# Homebrew controllers



## hydromagnet (Jan 7, 2015)

sorry.. couple more specifics..

I'm lookin at building a 480V AC controller 400-600 amp..


----------



## dcb (Dec 5, 2009)

just curious, do you have a link to this 480v 600 amp ac motor?

The only AC kit I know of came from this thread: http://www.diyelectriccar.com/forums/showthread.php/another-homebrew-ac-controller-45909.html But I think guy is out of town for a few months, but you can look at the code and schematics from his website.


----------



## jhuebner (Apr 30, 2010)

I'm out of town but I left a few kits with a friend so you can still order.

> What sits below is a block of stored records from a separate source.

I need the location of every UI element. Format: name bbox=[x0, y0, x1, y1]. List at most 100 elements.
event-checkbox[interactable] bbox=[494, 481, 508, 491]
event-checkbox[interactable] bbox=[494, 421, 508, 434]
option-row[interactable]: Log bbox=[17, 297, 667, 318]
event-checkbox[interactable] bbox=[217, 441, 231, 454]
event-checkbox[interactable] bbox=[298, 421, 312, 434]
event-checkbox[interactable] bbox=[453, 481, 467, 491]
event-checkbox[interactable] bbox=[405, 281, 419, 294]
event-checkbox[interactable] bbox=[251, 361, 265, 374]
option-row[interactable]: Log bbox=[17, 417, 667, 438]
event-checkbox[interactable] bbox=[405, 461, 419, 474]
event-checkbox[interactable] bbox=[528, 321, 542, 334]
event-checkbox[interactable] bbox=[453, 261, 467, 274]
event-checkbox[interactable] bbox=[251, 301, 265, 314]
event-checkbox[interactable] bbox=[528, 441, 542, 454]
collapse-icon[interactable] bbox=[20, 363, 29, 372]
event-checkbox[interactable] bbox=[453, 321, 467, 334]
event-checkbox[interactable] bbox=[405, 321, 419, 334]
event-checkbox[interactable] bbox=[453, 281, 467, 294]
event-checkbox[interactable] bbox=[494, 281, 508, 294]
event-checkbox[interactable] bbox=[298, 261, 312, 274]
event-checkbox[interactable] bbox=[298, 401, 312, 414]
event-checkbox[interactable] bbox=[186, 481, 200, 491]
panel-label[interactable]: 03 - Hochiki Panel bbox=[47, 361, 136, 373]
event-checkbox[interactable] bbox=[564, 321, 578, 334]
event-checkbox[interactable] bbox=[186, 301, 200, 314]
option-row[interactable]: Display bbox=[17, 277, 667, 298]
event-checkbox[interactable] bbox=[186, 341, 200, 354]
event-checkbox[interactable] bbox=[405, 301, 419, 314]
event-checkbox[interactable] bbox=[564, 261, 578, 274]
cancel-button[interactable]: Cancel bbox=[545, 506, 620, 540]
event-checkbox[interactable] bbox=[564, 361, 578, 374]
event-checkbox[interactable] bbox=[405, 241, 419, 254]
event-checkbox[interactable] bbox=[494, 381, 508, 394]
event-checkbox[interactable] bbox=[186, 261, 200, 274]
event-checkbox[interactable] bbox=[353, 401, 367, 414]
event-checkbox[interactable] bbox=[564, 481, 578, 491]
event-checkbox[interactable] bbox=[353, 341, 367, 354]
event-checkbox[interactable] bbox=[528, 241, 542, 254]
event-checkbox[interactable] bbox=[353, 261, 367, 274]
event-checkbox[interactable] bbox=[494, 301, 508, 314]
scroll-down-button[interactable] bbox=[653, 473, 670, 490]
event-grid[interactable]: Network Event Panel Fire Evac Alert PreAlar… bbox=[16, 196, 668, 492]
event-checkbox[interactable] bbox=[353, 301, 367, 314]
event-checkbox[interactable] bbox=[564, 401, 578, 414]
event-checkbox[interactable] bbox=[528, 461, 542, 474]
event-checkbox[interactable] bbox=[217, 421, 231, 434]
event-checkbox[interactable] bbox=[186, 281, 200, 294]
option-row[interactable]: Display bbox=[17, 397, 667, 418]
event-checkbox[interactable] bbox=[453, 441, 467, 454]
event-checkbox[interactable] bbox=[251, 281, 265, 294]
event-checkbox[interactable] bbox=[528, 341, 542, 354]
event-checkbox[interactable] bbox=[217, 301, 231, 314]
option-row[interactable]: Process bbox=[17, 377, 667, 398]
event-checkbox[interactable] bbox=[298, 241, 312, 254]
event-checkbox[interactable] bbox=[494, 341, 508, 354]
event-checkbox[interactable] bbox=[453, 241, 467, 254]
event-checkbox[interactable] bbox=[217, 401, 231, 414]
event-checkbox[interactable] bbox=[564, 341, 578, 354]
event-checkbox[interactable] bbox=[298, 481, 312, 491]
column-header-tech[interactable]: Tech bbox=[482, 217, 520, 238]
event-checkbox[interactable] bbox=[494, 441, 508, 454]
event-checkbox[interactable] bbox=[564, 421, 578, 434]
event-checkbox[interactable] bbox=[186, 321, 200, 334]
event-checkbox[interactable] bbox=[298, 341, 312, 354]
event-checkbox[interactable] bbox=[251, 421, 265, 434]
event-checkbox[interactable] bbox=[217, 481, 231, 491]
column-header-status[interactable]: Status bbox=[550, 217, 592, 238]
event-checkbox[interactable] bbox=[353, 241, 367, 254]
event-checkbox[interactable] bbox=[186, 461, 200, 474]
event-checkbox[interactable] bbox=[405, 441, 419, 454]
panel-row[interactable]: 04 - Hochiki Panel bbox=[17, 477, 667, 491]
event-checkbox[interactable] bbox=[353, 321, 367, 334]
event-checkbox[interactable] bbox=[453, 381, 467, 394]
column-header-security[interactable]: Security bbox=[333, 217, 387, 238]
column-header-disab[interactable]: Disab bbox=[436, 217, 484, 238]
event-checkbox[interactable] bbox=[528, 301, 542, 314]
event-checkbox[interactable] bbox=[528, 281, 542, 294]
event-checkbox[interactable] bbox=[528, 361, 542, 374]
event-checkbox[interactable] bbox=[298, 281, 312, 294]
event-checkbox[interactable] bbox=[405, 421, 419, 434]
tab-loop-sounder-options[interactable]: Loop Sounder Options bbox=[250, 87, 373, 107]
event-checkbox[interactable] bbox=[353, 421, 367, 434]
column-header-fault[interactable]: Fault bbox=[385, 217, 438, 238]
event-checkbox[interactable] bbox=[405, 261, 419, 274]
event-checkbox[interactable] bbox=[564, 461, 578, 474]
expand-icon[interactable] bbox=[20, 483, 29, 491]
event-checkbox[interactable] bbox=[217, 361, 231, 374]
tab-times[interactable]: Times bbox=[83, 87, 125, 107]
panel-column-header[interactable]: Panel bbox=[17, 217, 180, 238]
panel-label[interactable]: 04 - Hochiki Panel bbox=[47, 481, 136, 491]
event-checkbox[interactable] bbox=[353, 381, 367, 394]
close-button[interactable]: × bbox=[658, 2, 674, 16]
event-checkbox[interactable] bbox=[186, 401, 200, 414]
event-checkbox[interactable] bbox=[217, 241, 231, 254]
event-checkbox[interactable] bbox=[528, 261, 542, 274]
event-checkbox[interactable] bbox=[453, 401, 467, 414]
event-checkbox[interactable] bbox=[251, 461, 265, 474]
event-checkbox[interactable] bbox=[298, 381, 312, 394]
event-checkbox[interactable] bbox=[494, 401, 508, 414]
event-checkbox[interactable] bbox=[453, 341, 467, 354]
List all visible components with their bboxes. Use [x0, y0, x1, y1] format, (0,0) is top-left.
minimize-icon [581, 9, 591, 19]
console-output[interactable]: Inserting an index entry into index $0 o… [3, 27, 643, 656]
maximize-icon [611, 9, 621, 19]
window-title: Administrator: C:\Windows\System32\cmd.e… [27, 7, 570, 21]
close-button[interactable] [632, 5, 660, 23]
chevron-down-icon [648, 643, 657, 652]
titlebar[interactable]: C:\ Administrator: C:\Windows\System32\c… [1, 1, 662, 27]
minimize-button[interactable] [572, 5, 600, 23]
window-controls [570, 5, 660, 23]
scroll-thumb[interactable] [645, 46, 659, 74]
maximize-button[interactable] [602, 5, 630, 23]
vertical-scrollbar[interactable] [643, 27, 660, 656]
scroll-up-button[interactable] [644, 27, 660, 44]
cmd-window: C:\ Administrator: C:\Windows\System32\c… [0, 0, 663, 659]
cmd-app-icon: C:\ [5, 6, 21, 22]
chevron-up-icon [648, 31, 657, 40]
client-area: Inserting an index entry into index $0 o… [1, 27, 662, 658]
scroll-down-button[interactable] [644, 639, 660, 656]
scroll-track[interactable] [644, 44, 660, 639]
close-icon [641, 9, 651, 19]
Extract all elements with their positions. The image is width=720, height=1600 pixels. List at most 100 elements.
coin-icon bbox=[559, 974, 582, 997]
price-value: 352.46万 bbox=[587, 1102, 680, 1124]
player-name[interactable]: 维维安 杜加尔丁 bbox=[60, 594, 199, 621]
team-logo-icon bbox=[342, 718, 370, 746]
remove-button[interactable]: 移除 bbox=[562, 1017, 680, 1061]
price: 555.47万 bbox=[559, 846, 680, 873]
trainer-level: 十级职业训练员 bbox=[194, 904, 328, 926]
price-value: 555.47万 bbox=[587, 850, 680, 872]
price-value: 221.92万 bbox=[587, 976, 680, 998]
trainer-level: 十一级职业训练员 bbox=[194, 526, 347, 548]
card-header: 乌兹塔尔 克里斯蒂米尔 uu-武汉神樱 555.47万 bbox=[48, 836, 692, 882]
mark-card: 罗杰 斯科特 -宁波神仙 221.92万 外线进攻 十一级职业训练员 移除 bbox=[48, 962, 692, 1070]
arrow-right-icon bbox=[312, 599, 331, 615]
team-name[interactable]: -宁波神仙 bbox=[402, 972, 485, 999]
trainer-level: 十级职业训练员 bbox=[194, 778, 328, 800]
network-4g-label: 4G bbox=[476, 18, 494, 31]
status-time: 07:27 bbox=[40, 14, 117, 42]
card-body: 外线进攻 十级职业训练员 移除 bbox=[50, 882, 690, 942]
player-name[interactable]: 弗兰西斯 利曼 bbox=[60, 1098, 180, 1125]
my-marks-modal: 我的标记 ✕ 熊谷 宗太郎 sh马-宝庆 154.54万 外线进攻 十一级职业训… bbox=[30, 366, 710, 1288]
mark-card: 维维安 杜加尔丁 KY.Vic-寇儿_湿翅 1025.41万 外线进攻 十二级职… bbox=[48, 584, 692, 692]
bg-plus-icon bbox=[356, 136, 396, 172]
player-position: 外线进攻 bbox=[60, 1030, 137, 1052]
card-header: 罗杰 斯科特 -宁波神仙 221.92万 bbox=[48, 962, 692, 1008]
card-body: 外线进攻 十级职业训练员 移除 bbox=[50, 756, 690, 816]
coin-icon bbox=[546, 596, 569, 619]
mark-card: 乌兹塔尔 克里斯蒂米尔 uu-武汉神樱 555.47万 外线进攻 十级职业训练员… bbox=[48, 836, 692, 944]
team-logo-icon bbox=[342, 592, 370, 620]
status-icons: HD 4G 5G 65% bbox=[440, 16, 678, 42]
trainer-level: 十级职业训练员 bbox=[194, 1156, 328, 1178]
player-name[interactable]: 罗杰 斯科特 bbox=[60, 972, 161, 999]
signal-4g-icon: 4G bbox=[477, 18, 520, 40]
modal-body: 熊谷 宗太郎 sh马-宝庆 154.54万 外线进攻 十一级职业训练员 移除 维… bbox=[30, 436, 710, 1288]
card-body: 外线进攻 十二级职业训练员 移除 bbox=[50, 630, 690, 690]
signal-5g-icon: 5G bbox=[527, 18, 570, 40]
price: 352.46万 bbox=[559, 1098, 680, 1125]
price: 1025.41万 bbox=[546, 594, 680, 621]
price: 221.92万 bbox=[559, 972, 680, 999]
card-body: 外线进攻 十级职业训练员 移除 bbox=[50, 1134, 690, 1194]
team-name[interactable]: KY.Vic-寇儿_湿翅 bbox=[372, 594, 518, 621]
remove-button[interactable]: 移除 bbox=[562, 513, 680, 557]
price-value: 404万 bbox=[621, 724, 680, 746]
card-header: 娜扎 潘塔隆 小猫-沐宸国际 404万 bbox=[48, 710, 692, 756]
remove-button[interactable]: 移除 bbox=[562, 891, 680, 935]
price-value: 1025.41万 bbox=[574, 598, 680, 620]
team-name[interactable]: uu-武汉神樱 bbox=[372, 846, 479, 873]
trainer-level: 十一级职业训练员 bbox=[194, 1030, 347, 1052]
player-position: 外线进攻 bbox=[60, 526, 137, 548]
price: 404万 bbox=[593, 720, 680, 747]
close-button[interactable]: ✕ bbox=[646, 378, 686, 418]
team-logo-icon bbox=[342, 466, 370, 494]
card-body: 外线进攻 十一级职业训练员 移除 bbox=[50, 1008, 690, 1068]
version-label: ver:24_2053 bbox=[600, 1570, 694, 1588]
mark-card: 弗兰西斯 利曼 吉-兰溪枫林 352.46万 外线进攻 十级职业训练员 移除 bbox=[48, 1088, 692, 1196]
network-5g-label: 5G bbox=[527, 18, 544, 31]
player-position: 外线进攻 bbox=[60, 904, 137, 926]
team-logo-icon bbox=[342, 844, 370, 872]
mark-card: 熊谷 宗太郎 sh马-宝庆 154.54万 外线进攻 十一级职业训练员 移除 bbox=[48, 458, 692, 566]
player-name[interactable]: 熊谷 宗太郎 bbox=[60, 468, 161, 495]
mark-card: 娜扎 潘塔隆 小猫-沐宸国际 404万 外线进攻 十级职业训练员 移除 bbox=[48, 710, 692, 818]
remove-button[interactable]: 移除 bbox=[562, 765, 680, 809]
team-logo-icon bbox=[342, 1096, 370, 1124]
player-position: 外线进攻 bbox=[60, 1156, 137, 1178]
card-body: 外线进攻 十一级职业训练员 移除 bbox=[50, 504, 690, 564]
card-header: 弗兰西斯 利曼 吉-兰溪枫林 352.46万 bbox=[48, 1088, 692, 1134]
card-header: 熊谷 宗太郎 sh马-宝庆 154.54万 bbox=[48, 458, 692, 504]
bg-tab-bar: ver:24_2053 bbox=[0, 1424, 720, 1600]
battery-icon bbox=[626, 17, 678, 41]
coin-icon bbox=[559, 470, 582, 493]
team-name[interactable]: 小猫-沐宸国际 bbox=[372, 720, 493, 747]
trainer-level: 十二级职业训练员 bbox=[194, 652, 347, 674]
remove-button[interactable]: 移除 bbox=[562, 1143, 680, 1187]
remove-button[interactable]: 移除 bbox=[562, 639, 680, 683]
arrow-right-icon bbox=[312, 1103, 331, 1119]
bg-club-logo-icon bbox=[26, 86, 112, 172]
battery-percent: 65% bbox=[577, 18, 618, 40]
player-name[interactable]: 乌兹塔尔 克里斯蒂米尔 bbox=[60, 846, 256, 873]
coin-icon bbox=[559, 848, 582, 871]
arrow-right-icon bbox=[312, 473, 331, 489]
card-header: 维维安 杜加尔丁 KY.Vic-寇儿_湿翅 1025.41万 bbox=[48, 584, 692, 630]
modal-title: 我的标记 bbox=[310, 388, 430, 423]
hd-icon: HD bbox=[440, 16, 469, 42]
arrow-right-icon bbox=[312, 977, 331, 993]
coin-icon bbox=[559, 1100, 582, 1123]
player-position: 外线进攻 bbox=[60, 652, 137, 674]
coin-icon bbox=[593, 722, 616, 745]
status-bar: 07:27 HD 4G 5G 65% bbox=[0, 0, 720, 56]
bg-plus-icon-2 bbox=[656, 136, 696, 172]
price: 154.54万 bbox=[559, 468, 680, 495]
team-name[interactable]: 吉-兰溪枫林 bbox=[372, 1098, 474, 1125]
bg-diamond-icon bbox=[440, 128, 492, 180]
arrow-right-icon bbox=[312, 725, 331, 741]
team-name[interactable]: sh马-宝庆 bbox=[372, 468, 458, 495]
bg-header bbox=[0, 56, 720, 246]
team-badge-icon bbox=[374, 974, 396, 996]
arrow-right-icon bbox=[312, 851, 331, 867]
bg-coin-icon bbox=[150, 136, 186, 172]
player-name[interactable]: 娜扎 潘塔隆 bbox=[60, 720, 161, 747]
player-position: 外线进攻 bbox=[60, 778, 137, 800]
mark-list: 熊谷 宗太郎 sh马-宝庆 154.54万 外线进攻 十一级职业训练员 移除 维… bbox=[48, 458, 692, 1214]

BTW any members on the Australian south cost? We're doing a road trip from Perth to Cairns.


----------



## hydromagnet (Jan 7, 2015)

Hi, thank you for the reply..

How much are u asking for your controller kit?


----------



## Stiive (Nov 22, 2008)

jhuebner said:


> BTW any members on the Australian south cost? We're doing a road trip from Perth to Cairns.


Hey Johannes,
I'm in Melbourne, not sure if you're coming that far south though.


----------



## jhuebner (Apr 30, 2010)

hydromagnet said:


> Hi, thank you for the reply..
> 
> How much are u asking for your controller kit?


See here and send me an email.



Stiive said:


> Hey Johannes,
> I'm in Melbourne, not sure if you're coming that far south though.


I am! Should be there in Feb. You're the guy who made the DTC controller, right?

I can give you a ring when I'm there if you pm your phone #


----------